If a driver prefers a thundering roar to Porsche's banshee shriek, seeks low-end might instead of high-rev precision, or simply would like not to spend a gigantic amount of money on a four-wheeled textbook of German engineering, that is entirely their business. Love it or hate it, the 911 and its engine have earned their place as top performers in the automotive history.

Plus, they sound amazing.

Toyota 2JZ-GTE

ChatGPT: "This engine was used in the Toyota Supra and is known for its impressive performance and reliability. It's a turbocharged inline-six engine that has become popular in the aftermarket tuning community."

The 2JZ-GTE does have a history dating back to the 1970s with the Celica coupe. And it is the most suped-up version of the Toyota 2JZ engine in the Supra Turbo.

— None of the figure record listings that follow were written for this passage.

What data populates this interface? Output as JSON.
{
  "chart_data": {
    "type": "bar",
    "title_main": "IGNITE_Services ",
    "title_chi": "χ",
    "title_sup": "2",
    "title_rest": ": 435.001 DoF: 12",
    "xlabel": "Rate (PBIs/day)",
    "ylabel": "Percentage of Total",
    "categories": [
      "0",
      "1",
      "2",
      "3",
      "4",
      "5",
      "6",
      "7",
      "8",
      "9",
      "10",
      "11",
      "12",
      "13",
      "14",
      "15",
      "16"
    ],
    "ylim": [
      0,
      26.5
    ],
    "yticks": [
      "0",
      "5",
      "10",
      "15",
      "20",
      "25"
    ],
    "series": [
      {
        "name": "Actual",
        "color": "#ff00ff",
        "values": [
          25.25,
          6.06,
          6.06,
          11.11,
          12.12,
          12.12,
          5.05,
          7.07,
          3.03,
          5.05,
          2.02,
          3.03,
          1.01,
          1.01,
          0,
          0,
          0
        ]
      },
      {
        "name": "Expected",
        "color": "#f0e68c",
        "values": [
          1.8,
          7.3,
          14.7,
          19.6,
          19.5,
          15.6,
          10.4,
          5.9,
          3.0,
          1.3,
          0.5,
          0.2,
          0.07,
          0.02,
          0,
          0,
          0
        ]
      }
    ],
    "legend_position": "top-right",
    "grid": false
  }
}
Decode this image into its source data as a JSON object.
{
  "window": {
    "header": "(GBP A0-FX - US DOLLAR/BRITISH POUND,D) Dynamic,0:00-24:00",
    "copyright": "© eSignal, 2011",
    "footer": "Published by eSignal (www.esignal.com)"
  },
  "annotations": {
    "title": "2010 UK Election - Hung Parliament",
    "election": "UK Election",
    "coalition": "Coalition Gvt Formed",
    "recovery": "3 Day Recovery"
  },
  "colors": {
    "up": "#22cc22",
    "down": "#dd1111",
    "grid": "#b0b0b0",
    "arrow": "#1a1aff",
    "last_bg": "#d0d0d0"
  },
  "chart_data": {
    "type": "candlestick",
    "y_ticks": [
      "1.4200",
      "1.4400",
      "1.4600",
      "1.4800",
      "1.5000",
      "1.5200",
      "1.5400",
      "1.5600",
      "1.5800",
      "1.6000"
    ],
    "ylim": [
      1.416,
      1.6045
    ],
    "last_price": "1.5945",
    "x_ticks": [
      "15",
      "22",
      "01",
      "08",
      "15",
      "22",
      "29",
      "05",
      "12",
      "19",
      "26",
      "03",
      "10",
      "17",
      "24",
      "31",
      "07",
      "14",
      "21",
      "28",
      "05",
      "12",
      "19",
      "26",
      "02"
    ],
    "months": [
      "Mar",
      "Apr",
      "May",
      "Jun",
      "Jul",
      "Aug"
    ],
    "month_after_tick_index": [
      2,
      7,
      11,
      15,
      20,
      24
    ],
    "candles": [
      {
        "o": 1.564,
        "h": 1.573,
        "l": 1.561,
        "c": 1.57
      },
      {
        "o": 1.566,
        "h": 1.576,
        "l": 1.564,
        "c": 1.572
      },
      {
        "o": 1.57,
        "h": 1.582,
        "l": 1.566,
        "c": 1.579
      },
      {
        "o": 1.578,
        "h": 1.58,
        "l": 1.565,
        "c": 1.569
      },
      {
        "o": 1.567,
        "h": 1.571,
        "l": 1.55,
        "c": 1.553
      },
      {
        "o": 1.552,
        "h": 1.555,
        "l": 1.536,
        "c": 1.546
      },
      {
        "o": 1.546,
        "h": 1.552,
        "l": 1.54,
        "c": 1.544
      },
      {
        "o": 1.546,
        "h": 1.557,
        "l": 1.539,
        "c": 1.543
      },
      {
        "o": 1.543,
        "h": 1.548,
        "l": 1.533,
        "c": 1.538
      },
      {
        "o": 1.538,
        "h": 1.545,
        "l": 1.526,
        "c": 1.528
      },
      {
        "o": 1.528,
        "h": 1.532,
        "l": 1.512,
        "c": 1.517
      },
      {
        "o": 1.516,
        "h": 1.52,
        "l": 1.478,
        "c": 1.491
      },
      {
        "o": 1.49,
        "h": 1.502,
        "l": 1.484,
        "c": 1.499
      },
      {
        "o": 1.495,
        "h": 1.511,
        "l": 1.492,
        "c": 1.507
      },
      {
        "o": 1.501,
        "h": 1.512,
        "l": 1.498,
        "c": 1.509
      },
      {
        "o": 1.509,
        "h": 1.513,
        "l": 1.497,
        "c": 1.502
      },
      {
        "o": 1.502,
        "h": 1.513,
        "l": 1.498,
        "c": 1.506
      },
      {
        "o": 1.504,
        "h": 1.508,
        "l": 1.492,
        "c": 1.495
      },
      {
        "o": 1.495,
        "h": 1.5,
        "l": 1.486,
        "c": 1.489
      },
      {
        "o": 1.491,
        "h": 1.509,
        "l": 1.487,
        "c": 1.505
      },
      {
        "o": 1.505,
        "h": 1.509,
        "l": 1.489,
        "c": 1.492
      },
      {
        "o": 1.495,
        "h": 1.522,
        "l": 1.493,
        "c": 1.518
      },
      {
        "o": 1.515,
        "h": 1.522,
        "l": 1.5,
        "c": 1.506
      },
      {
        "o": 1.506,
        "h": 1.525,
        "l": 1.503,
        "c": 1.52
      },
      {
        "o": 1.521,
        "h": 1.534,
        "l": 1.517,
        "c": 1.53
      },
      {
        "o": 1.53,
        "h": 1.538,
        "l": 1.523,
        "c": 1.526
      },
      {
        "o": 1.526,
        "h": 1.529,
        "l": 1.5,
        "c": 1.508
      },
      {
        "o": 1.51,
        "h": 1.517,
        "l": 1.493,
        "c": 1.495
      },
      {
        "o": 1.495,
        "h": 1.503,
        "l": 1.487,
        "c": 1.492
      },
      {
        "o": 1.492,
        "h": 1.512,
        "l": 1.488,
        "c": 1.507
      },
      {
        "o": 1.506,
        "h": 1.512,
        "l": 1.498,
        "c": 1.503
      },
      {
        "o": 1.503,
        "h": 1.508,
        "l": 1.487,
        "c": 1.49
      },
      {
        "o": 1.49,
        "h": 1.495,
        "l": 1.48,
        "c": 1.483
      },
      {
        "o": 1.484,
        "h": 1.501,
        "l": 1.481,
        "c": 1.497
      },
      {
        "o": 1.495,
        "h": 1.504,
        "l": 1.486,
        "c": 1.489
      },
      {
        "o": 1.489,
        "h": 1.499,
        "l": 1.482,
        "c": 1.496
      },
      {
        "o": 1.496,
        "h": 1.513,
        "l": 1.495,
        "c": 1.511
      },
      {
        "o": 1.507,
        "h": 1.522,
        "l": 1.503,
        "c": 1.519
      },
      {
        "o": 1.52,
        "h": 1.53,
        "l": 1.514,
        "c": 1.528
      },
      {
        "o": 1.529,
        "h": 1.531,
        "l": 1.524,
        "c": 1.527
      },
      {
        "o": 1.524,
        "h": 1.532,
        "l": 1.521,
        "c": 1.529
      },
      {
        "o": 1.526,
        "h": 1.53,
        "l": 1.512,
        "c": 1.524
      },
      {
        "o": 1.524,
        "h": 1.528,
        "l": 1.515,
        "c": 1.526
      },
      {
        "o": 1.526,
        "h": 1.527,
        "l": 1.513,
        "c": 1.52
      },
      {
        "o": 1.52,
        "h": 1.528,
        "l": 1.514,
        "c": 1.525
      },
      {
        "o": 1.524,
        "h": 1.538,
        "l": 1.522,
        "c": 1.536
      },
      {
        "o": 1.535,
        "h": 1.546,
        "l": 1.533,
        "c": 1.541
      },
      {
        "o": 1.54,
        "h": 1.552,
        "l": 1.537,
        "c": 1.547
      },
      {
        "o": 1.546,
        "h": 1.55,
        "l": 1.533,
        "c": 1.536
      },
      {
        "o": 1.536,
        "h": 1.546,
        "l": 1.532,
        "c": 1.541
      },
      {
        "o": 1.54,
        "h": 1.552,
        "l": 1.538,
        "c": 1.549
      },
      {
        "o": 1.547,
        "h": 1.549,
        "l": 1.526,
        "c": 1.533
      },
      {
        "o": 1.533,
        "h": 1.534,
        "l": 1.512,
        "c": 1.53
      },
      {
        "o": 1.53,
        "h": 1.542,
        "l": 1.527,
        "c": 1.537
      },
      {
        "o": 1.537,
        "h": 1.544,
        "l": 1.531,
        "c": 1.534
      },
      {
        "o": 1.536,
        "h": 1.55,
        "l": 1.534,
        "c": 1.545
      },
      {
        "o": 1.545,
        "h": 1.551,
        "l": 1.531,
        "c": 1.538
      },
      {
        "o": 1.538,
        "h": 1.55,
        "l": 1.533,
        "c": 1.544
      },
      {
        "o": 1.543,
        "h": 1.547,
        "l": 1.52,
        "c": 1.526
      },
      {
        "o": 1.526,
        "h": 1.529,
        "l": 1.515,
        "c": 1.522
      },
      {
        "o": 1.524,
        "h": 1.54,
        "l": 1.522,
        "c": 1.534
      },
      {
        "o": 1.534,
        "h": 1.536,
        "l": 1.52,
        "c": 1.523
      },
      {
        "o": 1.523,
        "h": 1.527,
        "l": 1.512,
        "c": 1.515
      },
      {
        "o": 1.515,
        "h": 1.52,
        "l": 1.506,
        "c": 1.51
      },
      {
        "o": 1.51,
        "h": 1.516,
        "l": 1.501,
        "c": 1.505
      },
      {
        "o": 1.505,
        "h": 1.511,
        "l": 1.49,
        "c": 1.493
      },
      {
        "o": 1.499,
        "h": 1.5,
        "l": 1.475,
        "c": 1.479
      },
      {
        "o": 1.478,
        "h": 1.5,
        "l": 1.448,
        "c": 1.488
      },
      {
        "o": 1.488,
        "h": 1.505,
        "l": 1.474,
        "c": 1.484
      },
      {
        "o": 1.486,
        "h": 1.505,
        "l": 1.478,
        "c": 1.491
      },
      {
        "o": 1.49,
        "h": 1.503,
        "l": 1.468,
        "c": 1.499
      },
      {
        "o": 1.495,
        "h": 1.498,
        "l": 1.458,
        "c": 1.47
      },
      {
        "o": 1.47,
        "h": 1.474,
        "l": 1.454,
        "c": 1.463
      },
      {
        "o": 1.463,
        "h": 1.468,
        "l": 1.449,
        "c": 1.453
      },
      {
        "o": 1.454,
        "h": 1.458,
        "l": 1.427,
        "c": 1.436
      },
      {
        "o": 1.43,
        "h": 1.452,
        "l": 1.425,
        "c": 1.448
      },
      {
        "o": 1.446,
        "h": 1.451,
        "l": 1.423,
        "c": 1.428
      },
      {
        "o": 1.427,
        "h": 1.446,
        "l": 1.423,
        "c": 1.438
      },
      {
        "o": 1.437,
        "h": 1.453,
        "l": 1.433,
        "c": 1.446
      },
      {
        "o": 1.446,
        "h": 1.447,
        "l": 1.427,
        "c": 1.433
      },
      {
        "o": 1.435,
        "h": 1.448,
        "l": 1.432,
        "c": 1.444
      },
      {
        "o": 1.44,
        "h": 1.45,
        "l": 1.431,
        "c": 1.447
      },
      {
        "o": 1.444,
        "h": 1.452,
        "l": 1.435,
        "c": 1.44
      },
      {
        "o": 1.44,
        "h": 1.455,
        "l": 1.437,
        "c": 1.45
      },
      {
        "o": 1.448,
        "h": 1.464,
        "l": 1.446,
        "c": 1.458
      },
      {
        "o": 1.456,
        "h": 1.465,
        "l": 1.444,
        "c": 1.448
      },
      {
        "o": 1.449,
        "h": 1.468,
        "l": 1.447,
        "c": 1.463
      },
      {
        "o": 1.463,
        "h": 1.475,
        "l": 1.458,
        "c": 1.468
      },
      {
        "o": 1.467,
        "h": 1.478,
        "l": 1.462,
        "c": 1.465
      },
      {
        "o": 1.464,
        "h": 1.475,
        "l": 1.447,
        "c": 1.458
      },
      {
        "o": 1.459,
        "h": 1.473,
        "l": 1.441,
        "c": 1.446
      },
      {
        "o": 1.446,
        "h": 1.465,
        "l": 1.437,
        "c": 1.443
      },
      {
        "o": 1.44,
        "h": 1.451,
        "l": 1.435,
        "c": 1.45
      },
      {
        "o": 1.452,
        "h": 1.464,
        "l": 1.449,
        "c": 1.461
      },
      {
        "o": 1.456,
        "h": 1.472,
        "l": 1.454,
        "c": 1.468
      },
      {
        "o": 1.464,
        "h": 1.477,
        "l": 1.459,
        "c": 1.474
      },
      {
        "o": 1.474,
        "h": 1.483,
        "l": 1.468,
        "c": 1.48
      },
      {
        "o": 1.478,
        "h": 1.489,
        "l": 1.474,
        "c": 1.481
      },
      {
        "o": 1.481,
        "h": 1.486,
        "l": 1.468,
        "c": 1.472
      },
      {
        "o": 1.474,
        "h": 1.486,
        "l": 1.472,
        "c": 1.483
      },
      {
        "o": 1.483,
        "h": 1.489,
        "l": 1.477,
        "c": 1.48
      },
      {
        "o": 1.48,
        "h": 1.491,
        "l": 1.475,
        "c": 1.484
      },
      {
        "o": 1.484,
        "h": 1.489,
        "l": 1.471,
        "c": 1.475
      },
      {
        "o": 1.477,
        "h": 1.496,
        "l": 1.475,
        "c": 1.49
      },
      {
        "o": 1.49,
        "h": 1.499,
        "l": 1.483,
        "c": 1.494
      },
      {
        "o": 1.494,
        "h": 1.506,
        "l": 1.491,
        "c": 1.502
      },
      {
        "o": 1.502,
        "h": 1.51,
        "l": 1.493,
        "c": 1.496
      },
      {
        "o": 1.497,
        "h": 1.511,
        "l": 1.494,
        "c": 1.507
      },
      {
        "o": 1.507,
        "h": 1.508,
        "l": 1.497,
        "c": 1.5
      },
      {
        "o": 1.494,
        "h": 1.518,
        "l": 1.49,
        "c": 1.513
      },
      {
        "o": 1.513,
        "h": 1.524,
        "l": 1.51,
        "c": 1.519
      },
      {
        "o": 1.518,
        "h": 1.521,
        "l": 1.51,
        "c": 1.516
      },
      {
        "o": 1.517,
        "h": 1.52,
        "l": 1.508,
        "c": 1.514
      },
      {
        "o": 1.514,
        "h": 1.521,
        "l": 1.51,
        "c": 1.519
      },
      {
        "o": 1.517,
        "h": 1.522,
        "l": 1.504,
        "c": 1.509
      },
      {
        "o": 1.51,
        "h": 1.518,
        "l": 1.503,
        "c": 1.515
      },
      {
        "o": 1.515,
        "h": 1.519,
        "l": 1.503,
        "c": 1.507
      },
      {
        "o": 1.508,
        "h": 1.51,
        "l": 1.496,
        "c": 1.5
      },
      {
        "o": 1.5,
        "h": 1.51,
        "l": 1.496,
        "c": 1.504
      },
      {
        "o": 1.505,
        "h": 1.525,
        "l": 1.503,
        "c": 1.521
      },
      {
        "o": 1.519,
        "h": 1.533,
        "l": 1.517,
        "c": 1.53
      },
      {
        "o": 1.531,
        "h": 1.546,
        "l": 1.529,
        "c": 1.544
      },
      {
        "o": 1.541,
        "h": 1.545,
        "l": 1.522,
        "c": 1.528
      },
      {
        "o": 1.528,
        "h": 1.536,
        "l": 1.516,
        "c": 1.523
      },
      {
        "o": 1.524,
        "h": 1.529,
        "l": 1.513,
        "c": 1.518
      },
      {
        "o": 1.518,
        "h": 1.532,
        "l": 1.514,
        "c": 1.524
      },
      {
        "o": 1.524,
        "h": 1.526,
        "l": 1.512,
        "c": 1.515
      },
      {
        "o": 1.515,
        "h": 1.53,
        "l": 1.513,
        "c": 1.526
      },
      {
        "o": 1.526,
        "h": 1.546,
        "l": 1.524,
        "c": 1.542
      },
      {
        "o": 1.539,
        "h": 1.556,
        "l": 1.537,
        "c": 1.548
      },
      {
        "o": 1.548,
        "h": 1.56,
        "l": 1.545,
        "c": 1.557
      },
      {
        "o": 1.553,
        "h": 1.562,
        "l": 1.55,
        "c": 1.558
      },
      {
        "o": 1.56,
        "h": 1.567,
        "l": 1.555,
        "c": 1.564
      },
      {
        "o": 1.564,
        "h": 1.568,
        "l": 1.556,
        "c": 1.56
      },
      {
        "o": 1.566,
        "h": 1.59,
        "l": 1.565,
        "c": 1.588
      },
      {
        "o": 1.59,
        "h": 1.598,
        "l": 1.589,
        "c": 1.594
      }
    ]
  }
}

Sometimes the "conversational" tone of ChatGPT can make a user forget that, fundamentally, it's just a self-searching database of other people's work. In that same vein, ChatGPT opinions on the Internet can also come from "Fast and Furious" movies. 

The 2JZ-GTE powered Supra MK4 was a fun if outdated 90s-vintage tuner car. Even its star turn as the late Paul Walker's character's deeply improbable "ten-second car" in the first Fast and Furious film acknowledged the Supra's best point was how easily a good mechanic could turn it into something better.